Based on review of 44,313 unique individuals -- mean age 48 and 63% female -- receiving 164,406 opioid prescriptions during the study period, results indicate that the average opioid prescription originating from EDs was for 44% fewer pills than prescriptions from office visits. In addition, the average compound prescribed from the ED had 17% lower MME than those from office visits.

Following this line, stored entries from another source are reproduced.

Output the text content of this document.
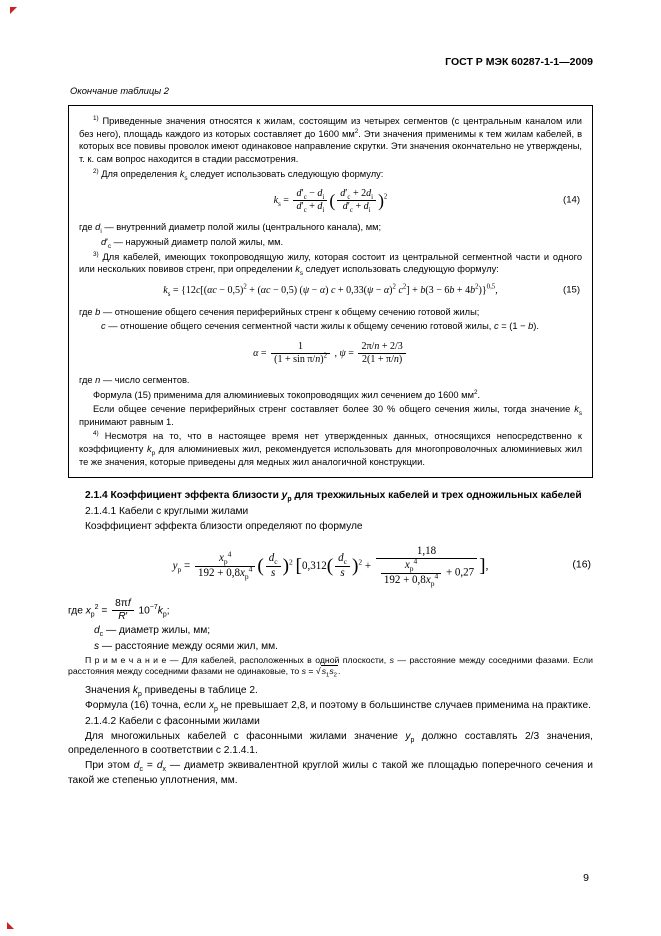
ГОСТ Р МЭК 60287-1-1—2009
Окончание таблицы 2

$^{1)}$ Приведенные значения относятся к жилам, состоящим из четырех сегментов (с центральным каналом или без него), площадь каждого из которых составляет до 1600 $мм^2$. Эти значения применимы к тем жилам кабелей, в которых все повивы проволок имеют одинаковое направление скрутки. Эти значения окончательно не утверждены, т. к. сам вопрос находится в стадии рассмотрения.

$^{2)}$ Для определения $k_s$ следует использовать следующую формулу:

$k_s = \frac{d'_c - d_i}{d'_c + d_i}$ ( $\frac{d'_c + 2d_i}{d'_c + d_i} )^2$	(14)

где $d_i$ — внутренний диаметр полой жилы (центрального канала), мм;

$d'_c$ — наружный диаметр полой жилы, мм.

$^{3)}$ Для кабелей, имеющих токопроводящую жилу, которая состоит из центральной сегментной части и одного или нескольких повивов стренг, при определении $k_s$ следует использовать следующую формулу:

$k_s = \{12с[(\alpha c - 0,5)^2 + (\alpha c - 0,5) (\psi - \alpha) c + 0,33(\psi - \alpha)^2$ $c^2] + b(3 - 6b + 4b^2)\}^{0,5}$,	(15)

где b — отношение общего сечения периферийных стренг к общему сечению готовой жилы;

с — отношение общего сечения сегментной части жилы к общему сечению готовой жилы, с = (1 − b).

$\alpha = \frac{1}{(1 + \sin \pi/n)^2}$ , $\psi = \frac{2\pi/n + 2/3}{2(1 + \pi/n)}$

где n — число сегментов.

Формула (15) применима для алюминиевых токопроводящих жил сечением до 1600 $мм^2$.

Если общее сечение периферийных стренг составляет более 30 % общего сечения жилы, тогда значение $k_s$ принимают равным 1.

$^{4)}$ Несмотря на то, что в настоящее время нет утвержденных данных, относящихся непосредственно к коэффициенту $k_p$ для алюминиевых жил, рекомендуется использовать для многопроволочных алюминиевых жил те же значения, которые приведены для медных жил аналогичной конструкции.

2.1.4 Коэффициент эффекта близости $y_p$ для трехжильных кабелей и трех одножильных кабелей

2.1.4.1 Кабели с круглыми жилами

Коэффициент эффекта близости определяют по формуле

$y_p = \frac{x_p^4}{192 + 0,8x_p^4}$ ( $\frac{d_c}{s} )^2$ [$0,312( \frac{d_c}{s} )^2 + \frac{1,18}{\frac{x_p^4}{192 + 0,8x_p^4} + 0,27}$ ],	(16)

где $x_p^2 = \frac{8\pi f}{R'} 10^{-7}k_p$;

$d_c$ — диаметр жилы, мм;

s — расстояние между осями жил, мм.

П р и м е ч а н и е — Для кабелей, расположенных в одной плоскости, s — расстояние между соседними фазами. Если расстояния между соседними фазами не одинаковые, то $s = √s_1s_2$.

Значения $k_p$ приведены в таблице 2.

Формула (16) точна, если $x_p$ не превышает 2,8, и поэтому в большинстве случаев применима на практике.

2.1.4.2 Кабели с фасонными жилами

Для многожильных кабелей с фасонными жилами значение $y_p$ должно составлять 2/3 значения, определенного в соответствии с 2.1.4.1.

При этом $d_c = d_x$ — диаметр эквивалентной круглой жилы с такой же площадью поперечного сечения и такой же степенью уплотнения, мм.

9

While 1.9% of all opioid prescriptions from EDs were for more than 100 MME daily, ED prescriptions still were much less likely to be for greater than 100 MME per day compared with medical office settings, according to the report.

“EDs prescribe markedly lower doses and numbers of pills for non-cancer pain than office-based practices. Given the very low rate of high-dose prescribing from the ED, policy efforts to reduce risky opioid prescribing should not focus on ED settings,” study authors conclude.